I started to photograph them as I photograph common subjects, stopping their motion in mid-drop and getting ugly results. Then I analyzed professional photos that raised their beauty to the highest levels and wondered how it was achieved.
I did not go to photography school, but thanks to valuable online resources I learned that the key was in long exposure:
- using a tripod or a steady platform to keep the camera still
- setting the shutter speed at one or more seconds
- setting the f-stop to a high number to compensate for the extended time the sensor is open
Now I practice this for evening skylines and astrophotography, and it definitely helps with my Oregon waterfall excursions.
When a former manager who grew up in Oregon knew that I loved waterfalls, he insisted that I should visit the Silver Falls State Park. I was once in the area visiting nearby Abiqua Falls, but did not know how far away they are from each other by car. So I planned a second visit. This time I decided to camp on the park.
The waterfalls of Silver Falls are awesome because they are very close to each other and because you can walk behind several of them without getting wet. I don’t recall their names, so for me they are first, second and so forth.
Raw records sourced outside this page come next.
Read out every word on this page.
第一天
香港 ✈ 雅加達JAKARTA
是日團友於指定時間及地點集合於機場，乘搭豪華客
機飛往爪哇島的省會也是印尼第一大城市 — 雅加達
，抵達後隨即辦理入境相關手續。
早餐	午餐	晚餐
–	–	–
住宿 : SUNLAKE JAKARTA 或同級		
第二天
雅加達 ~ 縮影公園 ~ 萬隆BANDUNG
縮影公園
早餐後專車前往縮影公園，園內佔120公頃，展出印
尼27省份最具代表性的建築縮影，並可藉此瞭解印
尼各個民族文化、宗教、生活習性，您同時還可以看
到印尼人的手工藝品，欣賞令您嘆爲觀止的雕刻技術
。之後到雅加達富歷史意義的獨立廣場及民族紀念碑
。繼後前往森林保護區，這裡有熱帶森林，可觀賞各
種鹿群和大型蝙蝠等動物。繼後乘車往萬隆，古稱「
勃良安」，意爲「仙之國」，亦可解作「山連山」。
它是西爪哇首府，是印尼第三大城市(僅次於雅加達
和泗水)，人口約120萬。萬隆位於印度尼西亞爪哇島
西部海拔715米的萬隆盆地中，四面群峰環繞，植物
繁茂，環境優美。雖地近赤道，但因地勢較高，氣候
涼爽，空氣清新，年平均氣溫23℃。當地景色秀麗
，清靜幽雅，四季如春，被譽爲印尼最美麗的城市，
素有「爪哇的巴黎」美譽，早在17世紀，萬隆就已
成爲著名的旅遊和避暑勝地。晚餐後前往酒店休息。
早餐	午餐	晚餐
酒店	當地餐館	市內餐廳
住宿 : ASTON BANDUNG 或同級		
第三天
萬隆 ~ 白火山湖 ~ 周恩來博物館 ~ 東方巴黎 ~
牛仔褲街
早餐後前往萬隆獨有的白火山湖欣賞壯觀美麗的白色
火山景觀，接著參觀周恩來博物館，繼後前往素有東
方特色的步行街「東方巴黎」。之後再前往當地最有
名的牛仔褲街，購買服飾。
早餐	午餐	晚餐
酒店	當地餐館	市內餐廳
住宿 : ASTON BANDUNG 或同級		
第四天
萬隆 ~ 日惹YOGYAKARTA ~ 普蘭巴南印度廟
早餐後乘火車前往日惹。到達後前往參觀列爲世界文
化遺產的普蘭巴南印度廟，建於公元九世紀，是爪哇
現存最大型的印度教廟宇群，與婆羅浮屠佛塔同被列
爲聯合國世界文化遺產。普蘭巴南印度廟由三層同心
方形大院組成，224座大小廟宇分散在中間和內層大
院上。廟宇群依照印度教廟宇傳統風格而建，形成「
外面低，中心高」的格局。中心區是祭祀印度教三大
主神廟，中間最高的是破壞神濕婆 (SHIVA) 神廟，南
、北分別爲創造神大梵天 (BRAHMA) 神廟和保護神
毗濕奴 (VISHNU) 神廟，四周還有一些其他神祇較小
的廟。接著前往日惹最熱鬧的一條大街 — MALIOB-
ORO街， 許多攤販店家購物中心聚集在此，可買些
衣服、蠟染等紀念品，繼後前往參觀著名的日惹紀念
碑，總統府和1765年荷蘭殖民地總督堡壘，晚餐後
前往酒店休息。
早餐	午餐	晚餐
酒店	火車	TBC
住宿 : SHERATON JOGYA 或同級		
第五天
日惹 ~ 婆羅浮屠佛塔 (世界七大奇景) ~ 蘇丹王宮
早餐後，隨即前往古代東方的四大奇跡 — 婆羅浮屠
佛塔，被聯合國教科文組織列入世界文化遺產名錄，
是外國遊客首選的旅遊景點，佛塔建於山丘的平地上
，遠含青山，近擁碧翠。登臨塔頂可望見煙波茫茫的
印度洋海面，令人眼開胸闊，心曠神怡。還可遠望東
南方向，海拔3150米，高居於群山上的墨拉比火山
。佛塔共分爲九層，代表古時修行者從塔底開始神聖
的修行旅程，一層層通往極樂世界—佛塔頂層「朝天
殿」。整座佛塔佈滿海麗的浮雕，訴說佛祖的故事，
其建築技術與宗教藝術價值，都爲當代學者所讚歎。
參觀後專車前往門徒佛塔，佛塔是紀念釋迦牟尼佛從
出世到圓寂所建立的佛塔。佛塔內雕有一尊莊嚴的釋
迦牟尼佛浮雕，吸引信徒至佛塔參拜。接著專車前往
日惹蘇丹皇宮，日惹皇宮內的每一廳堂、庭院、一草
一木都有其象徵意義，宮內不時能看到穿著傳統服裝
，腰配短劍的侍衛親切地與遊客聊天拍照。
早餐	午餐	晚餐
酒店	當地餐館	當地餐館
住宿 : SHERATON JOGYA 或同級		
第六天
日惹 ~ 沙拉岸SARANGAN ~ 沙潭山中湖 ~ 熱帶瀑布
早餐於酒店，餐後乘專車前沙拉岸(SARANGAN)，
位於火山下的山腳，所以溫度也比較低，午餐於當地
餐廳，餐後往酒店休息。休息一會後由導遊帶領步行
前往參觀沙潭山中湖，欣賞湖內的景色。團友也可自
The first one is impressive and very photogenic, especially at a 45 degree angle.
The second is wide and has the shape of a curtain.
Seen from the side:
The next one was not photogenic at all, but here it is:
Waterfall #4 is thin as a feather and has two drops, quite nice for a refreshing mist.
I’m not sure the order of this one, but I love how it looks from the side.
I’m sure this is not worthy of the waterfall name, but has a nice shape.
This is my second favorite, the very last one of the trail, with a beautiful behind-the-scenes look.